Sono efficaci secondo lei le iniziative che vengono organizzate per la Giornata della memoria?
“L’antisemitismo e il razzismo non si sradicano facilmente, bisogna ribadire continuamente i concetti legati al rispetto in una società mescolata, in cui bisogna vivere in una condizione di reciproca tolleranza. È terribile che quelle persone siano state estromesse dalla società. Pensiamo a Liliana Segre, da poco nominata senatrice a vita dal presidente della Repubblica Mattarella: a questa bambina a un certo punto è stato vietato di andare a scuola, gli insegnanti di colpo non potevano più occuparsi di lei. Bisogna respingere queste idee distorte, essere pronti ogni volta a contrastarle e pensare alle conseguenze di certi governi forti, che generano tragedie per l’umanità. C’è un dibattito forte in corso, non solo in Italia. In Francia è tornato l’antisemitismo, forse perché là vivono molti musulmani, un fatto che si incrocia con un problema politico, non solo razziale. Questa delle persecuzioni nei confronti degli ebrei è d’altronde una storia che è iniziata millenni fa”.
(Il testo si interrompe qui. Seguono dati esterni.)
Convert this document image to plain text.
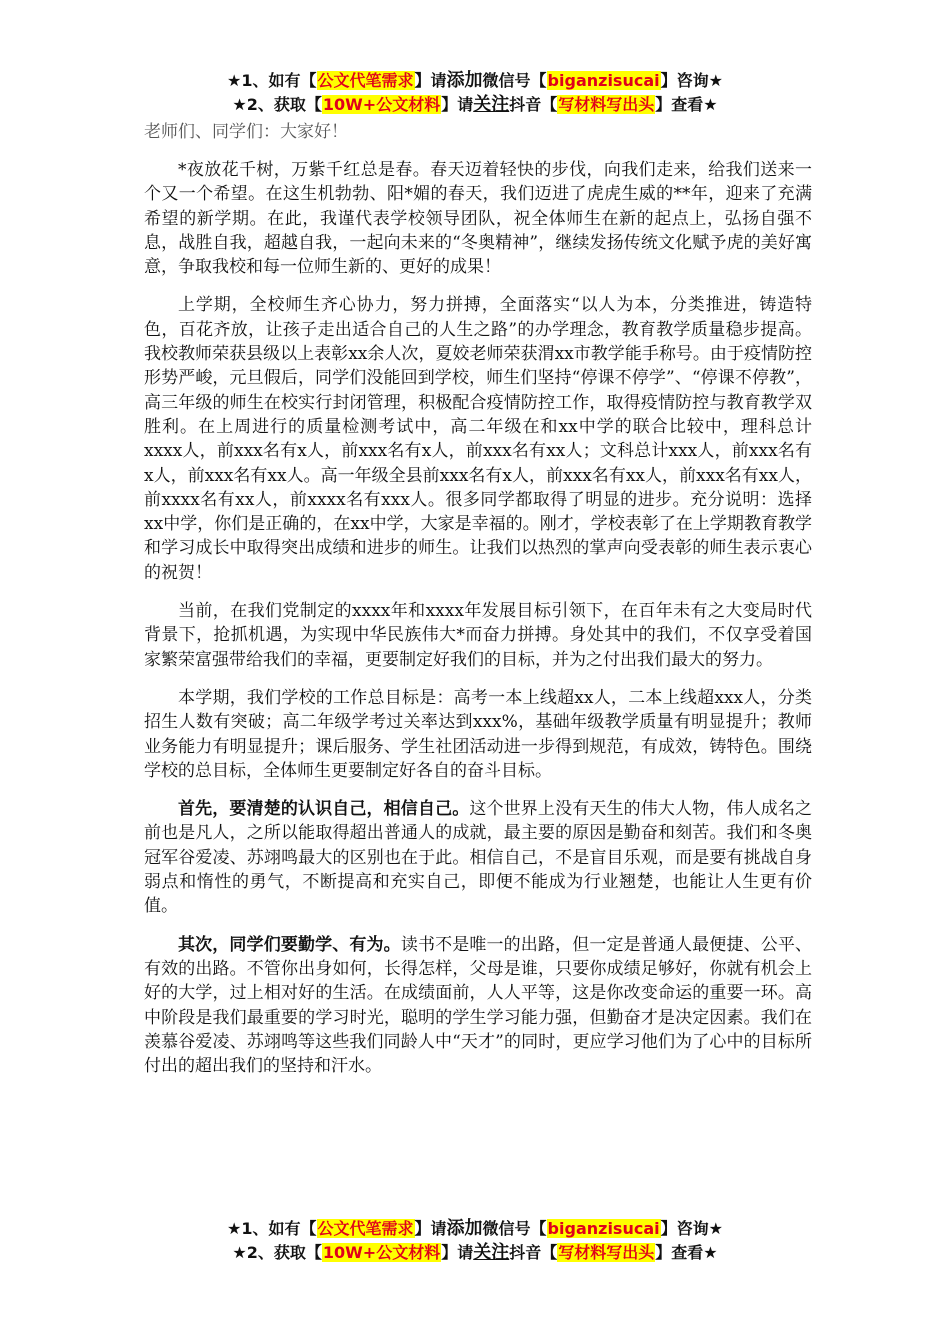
★1、如有【公文代笔需求】请添加微信号【biganzisucai】咨询★
★2、获取【10W+公文材料】请关注抖音【写材料写出头】查看★
老师们、同学们：大家好！

*夜放花千树，万紫千红总是春。春天迈着轻快的步伐，向我们走来，给我们送来一个又一个希望。在这生机勃勃、阳*媚的春天，我们迈进了虎虎生威的**年，迎来了充满希望的新学期。在此，我谨代表学校领导团队，祝全体师生在新的起点上，弘扬自强不息，战胜自我，超越自我，一起向未来的“冬奥精神”，继续发扬传统文化赋予虎的美好寓意，争取我校和每一位师生新的、更好的成果！

上学期，全校师生齐心协力，努力拼搏，全面落实“以人为本，分类推进，铸造特色，百花齐放，让孩子走出适合自己的人生之路”的办学理念，教育教学质量稳步提高。我校教师荣获县级以上表彰xx余人次，夏姣老师荣获渭xx市教学能手称号。由于疫情防控形势严峻，元旦假后，同学们没能回到学校，师生们坚持“停课不停学”、“停课不停教”，高三年级的师生在校实行封闭管理，积极配合疫情防控工作，取得疫情防控与教育教学双胜利。在上周进行的质量检测考试中，高二年级在和xx中学的联合比较中，理科总计xxxx人，前xxx名有x人，前xxx名有x人，前xxx名有xx人；文科总计xxx人，前xxx名有x人，前xxx名有xx人。高一年级全县前xxx名有x人，前xxx名有xx人，前xxx名有xx人，前xxxx名有xx人，前xxxx名有xxx人。很多同学都取得了明显的进步。充分说明：选择xx中学，你们是正确的，在xx中学，大家是幸福的。刚才，学校表彰了在上学期教育教学和学习成长中取得突出成绩和进步的师生。让我们以热烈的掌声向受表彰的师生表示衷心的祝贺！

当前，在我们党制定的xxxx年和xxxx年发展目标引领下，在百年未有之大变局时代背景下，抢抓机遇，为实现中华民族伟大*而奋力拼搏。身处其中的我们，不仅享受着国家繁荣富强带给我们的幸福，更要制定好我们的目标，并为之付出我们最大的努力。

本学期，我们学校的工作总目标是：高考一本上线超xx人，二本上线超xxx人，分类招生人数有突破；高二年级学考过关率达到xxx%，基础年级教学质量有明显提升；教师业务能力有明显提升；课后服务、学生社团活动进一步得到规范，有成效，铸特色。围绕学校的总目标，全体师生更要制定好各自的奋斗目标。

首先，要清楚的认识自己，相信自己。这个世界上没有天生的伟大人物，伟人成名之前也是凡人，之所以能取得超出普通人的成就，最主要的原因是勤奋和刻苦。我们和冬奥冠军谷爱凌、苏翊鸣最大的区别也在于此。相信自己，不是盲目乐观，而是要有挑战自身弱点和惰性的勇气，不断提高和充实自己，即便不能成为行业翘楚，也能让人生更有价值。

其次，同学们要勤学、有为。读书不是唯一的出路，但一定是普通人最便捷、公平、有效的出路。不管你出身如何，长得怎样，父母是谁，只要你成绩足够好，你就有机会上好的大学，过上相对好的生活。在成绩面前，人人平等，这是你改变命运的重要一环。高中阶段是我们最重要的学习时光，聪明的学生学习能力强，但勤奋才是决定因素。我们在羡慕谷爱凌、苏翊鸣等这些我们同龄人中“天才”的同时，更应学习他们为了心中的目标所付出的超出我们的坚持和汗水。

★1、如有【公文代笔需求】请添加微信号【biganzisucai】咨询★
★2、获取【10W+公文材料】请关注抖音【写材料写出头】查看★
Come ha vissuto la storia di suo padre, che si è battuto in nome di un’idea di libertà?
“Guardi, l’ho vissuta in prima persona, perché allora ero già un ragazzo, sono nato infatti nel ’28 e nel ‘44 avevo 16 anni. Per poco non sono stato a mia volta chiamato alle armi. Ricordo bene Renzo Segre, che ho conosciuto allora, insieme alla moglie. Era una persona terrorizzata, che viveva in una continua attesa di qualcosa di tragico, di essere catturato da un momento all’altro: grazie a mio padre si è salvato”.

Che lezione le ha lasciato suo padre?
“Purtroppo è morto quando avevo vent’anni, proprio nella fase in cui si comincia a comunicare tra persone adulte. Ma l’esempio che mi ha lasciato è forte: mi ha trasmesso dei valori, come l’onestà, il senso del dovere, il tenere la schiena diritta. Ha rischiato la vita per gli altri: l’esempio vale per i figli molto più di tante prediche. Mi fa piacere che venga ricordato a Torino, città in cui torno spesso, perché ho ideato una serie di trenta lezioni al Politecnico sulla società di oggi e sul mondo che verrà, affidate a grandi personalità della scienza, della medicina, dell’economia,dell’imprenditoria destinate ai migliori studenti di quell’università e di scuole superiori,che vengono trasmesse anche in streaming. E mi fa piacere che gli abbiano dedicato una via a Roma, in un fase tra l’altro in cui è sempre più difficile che questo accada: si trova proprio vicino a Saxa Rubra e dunque agli studi della Rai, un luogo a me piuttosto familiare”.